In Indonesia, the worsening plastic pollution crisis has led young Sam Benchegjib to start Sungai Watch – an environmental organization dedicated to keeping the country's waterways clean by installing river barriers to prevent plastic and other trash from entering the ocean. It's a remarkable conservation success story.
An average of 2,000 kilograms (4,400 pounds / 2 tonnes) of plastic waste per week can leak into the ocean from just a single village. Proper management of plastic waste (and education about its damage) is sadly lacking in coastal communities and Indonesia is the world's second worst contributor to ocean pollution, reports environmental non-profit Mongabay.
Whilst the government has now promised to invest $1 billion to cut 70 percent of its marine plastic waste by 2025, Sam Benchegjib and his two siblings have been endeavouring to tackle the problem since 2020 by establishing Sungai Watch. It's been a tough learning curve but Sungai Watch has now successfully cleaned several of Indonesia’s most polluted rivers and revived mangrove ecosystems that have been damaged because of plastic pollution, using a system similar to litter booms.

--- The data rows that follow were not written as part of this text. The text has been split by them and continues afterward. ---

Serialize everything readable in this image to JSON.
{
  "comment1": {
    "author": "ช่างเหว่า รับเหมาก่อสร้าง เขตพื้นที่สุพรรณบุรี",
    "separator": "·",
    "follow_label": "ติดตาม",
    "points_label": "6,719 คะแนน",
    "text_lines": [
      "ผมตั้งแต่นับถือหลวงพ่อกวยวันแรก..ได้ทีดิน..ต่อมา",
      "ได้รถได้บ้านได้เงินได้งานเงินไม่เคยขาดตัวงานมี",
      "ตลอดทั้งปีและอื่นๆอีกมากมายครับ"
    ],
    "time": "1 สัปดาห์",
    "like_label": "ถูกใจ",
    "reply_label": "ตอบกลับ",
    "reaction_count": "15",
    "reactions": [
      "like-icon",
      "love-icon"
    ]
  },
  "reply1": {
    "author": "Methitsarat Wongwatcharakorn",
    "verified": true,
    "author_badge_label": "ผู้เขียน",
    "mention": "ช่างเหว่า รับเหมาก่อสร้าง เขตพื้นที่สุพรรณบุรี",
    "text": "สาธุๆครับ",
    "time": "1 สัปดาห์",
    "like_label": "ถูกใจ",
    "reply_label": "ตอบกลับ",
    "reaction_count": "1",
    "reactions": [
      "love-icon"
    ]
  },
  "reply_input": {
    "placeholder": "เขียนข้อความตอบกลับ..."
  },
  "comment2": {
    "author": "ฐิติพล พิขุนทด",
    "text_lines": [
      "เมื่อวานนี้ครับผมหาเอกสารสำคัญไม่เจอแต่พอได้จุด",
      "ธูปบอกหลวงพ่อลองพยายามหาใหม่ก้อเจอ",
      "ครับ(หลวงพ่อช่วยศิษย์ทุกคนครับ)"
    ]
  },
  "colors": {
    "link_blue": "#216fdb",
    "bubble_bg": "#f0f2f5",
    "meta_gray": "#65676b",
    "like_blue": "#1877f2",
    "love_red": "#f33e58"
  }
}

They have installed 180 trash barriers along Indonesia’s most polluted rivers, and have grown from a team of 3 siblings to 100 full-time staff. So far, at least 1.2 million kilograms (2.6 million pounds / 1,200 tonnes) of plastic waste has been collected from river systems.
In equally good news, Sungai Watch have had to remove some of their barriers as they were no longer useful due to the lack of plastic pollution after working upstream with communities on education and raising awareness about properly managing waste at the household level.